Statistically 90% of all lawsuits filed are settled before trial. Of the 10% of the cases that go to trial 90% of them settle before verdict. Therefore, a very small percentage of cases are ever tried to conclusion. One reason is that the costs of trial are prohibitive and the results are never guaranteed. Good cases can be lost and bad cases can be won. Lets look at the costs related to a lawsuit. Filing fees run approximately $500.00. The EBT transcripts another $1,000.00 in a simple case. Medical and expert witness reports $750-$1,500.00 per doctor or expert. Hospital records and medical office records another $500.00. That brings us to the eve of trial. Expert doctors engineers, economists, life care planners all require from $7,500 - $10,000,00 each for testimony. Remember that each side is hiring these experts for themselves so both sides have significant costs. This is one factor in pushing the parties to settle a case before going to trial.

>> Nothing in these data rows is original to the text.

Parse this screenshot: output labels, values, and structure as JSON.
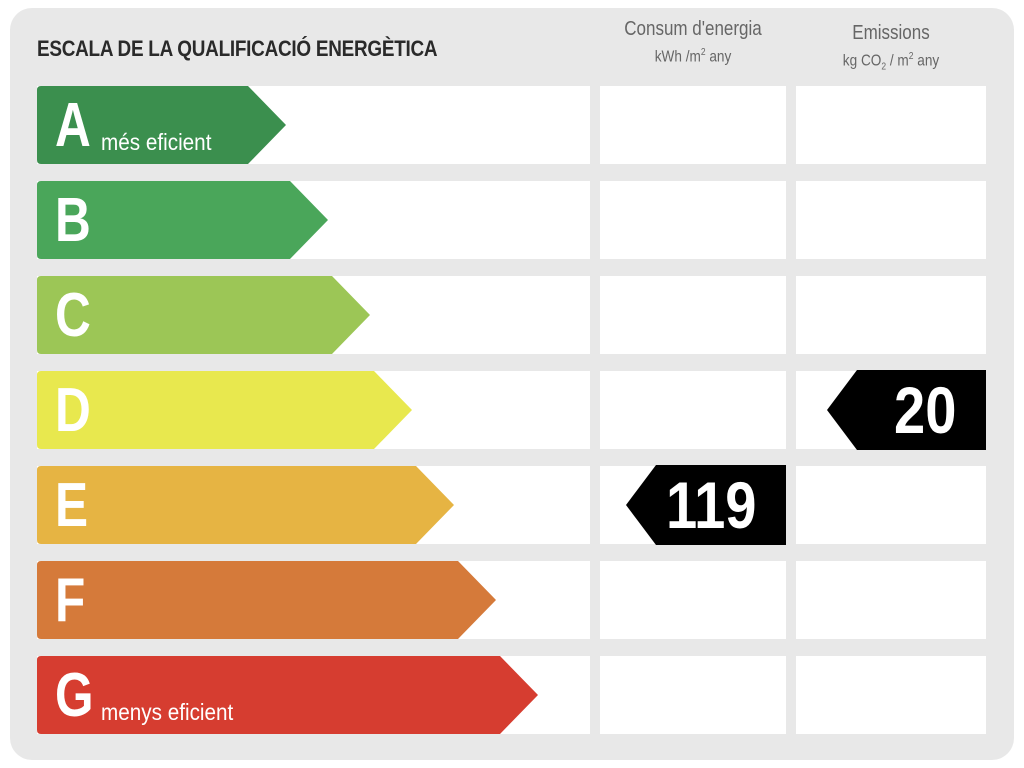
{
  "title": "ESCALA DE LA QUALIFICACIÓ ENERGÈTICA",
  "columns": {
    "energy": {
      "label": "Consum d'energia",
      "unit_pre": "kWh /m",
      "unit_sup": "2",
      "unit_post": " any"
    },
    "emissions": {
      "label": "Emissions",
      "unit_pre": "kg CO",
      "unit_sub": "2",
      "unit_mid": " / m",
      "unit_sup": "2",
      "unit_post": " any"
    }
  },
  "classes": [
    {
      "letter": "A",
      "sub": "més eficient",
      "color": "#3b8f4e"
    },
    {
      "letter": "B",
      "sub": "",
      "color": "#4aa65a"
    },
    {
      "letter": "C",
      "sub": "",
      "color": "#9cc656"
    },
    {
      "letter": "D",
      "sub": "",
      "color": "#e8e84e"
    },
    {
      "letter": "E",
      "sub": "",
      "color": "#e6b443"
    },
    {
      "letter": "F",
      "sub": "",
      "color": "#d57a3a"
    },
    {
      "letter": "G",
      "sub": "menys eficient",
      "color": "#d63d30"
    }
  ],
  "ratings": {
    "energy": {
      "value": "119",
      "class": "E"
    },
    "emissions": {
      "value": "20",
      "class": "D"
    }
  }
}
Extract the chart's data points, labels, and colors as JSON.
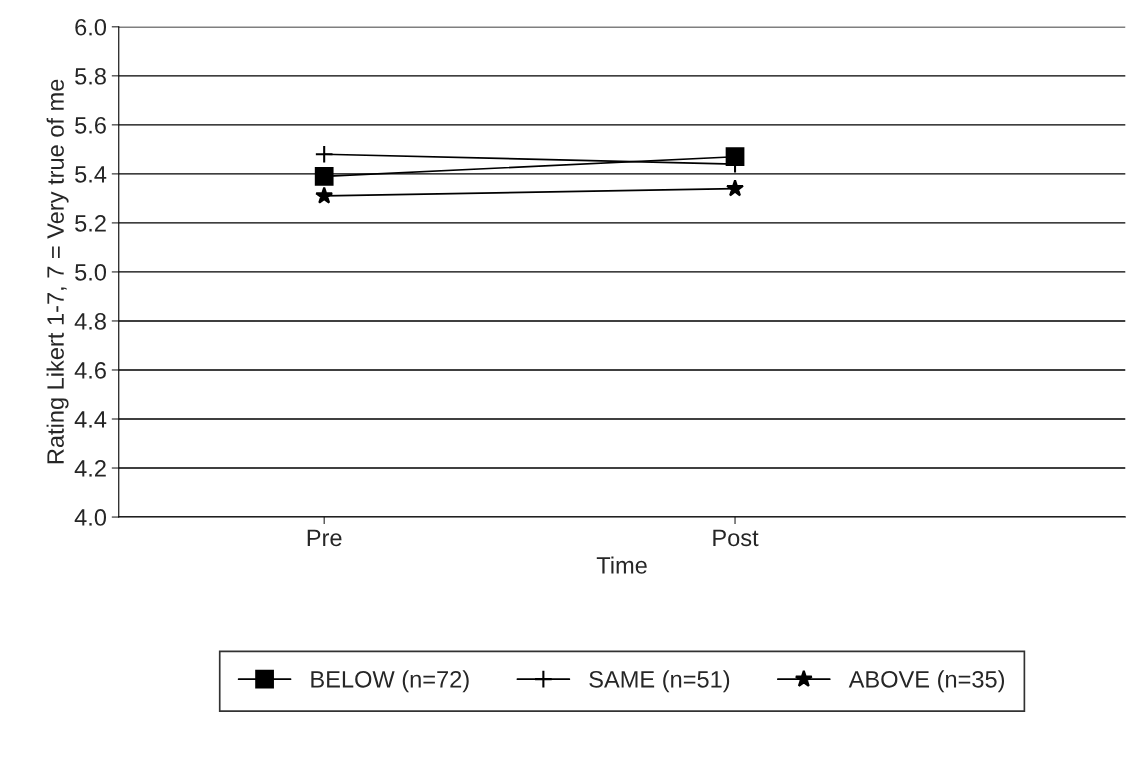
{
  "chart_data": {
    "type": "line",
    "xlabel": "Time",
    "ylabel": "Rating Likert 1-7, 7 = Very true of me",
    "categories": [
      "Pre",
      "Post"
    ],
    "series": [
      {
        "name": "BELOW (n=72)",
        "color": "#000000",
        "marker": "square",
        "values": [
          5.39,
          5.47
        ]
      },
      {
        "name": "SAME (n=51)",
        "color": "#000000",
        "marker": "cross",
        "values": [
          5.48,
          5.44
        ]
      },
      {
        "name": "ABOVE (n=35)",
        "color": "#000000",
        "marker": "star",
        "values": [
          5.31,
          5.34
        ]
      }
    ],
    "ylim": [
      4.0,
      6.0
    ],
    "yticks": [
      {
        "value": 4.0,
        "label": "4.0"
      },
      {
        "value": 4.2,
        "label": "4.2"
      },
      {
        "value": 4.4,
        "label": "4.4"
      },
      {
        "value": 4.6,
        "label": "4.6"
      },
      {
        "value": 4.8,
        "label": "4.8"
      },
      {
        "value": 5.0,
        "label": "5.0"
      },
      {
        "value": 5.2,
        "label": "5.2"
      },
      {
        "value": 5.4,
        "label": "5.4"
      },
      {
        "value": 5.6,
        "label": "5.6"
      },
      {
        "value": 5.8,
        "label": "5.8"
      },
      {
        "value": 6.0,
        "label": "6.0"
      }
    ],
    "grid": "y",
    "legend": "bottom",
    "line_style": "solid"
  }
}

Other factors to be considered would be what a jury may decide to award a successful plaintiff on the one hand and on the other the risk that the jury may find against the plaintiff or not award sufficient sums to adequately compensate the plaintiff. Also to be considered are the demeanor of the parties and the viability of their version of the facts of the case; the extent of insurance or the ability to the defendant to pay for a major verdict if one is obtained. What is the sense of getting a verdict of $1,000,000.00 if the insurance coverage is only $300,000.00 and the defendant is otherwise without assets?
All of these factors are in flux as the litigation proceeds. Be assured at Tolmage, Peskin, Harris, Falick we prepare each case as if it is going to trial. To do otherwise would be foolhardy. Unless the pressure is constantly placed against the other side they will not be willing to discuss settlement. Leverage is key to bringing both sides together in settlement. By the same token, both sides have to be able to take less and to give more then they are first willing. It is often said that the sign of a good settlement is when both sides go away disappointed at the result.
The timing of settlement and the reputation of the lawyers is critical. There are certain plateaus during the life of the case when settlement opportunities present themselves. After deposition and before the case is put on the trial calendar; during pre-trial conferences with the court; after jury selection; during the trial. Each cases presents a unique set of facts that will affect the value of the case at each of these landmarks. It is your attorneys skill and reputation which plays a vital role in when the opposition will begin to put real money on the table. If your attorney is known in the community of defense lawyers as quick to settle then the insurance company will not put good value up as they anticipate being able to steal the case. If, however, your attorney is a "trial lawyer" ready, willing and able to go to verdict, this presents a different question to the insurance carrier footing the bill and they will come up with a better settlement offer. Patience is a virtue for the client so as to give the attorney enough room and time to push as hard as he can to get value for his client.
If settlement discussions are attempted at too early a stage it is impossible to determine the full extent of the damages. Will additional surgery be needed? Will the limp or scar be permanent? If plaintiff is too anxious to settle the results will not be to his advantage. If you are looking to buy a house and you tell the seller how beautiful the house looks and start decorating the house in your own mind, you will never succeed in getting the seller to reduce the asking price. So too in litigation. Haste makes for a poor result.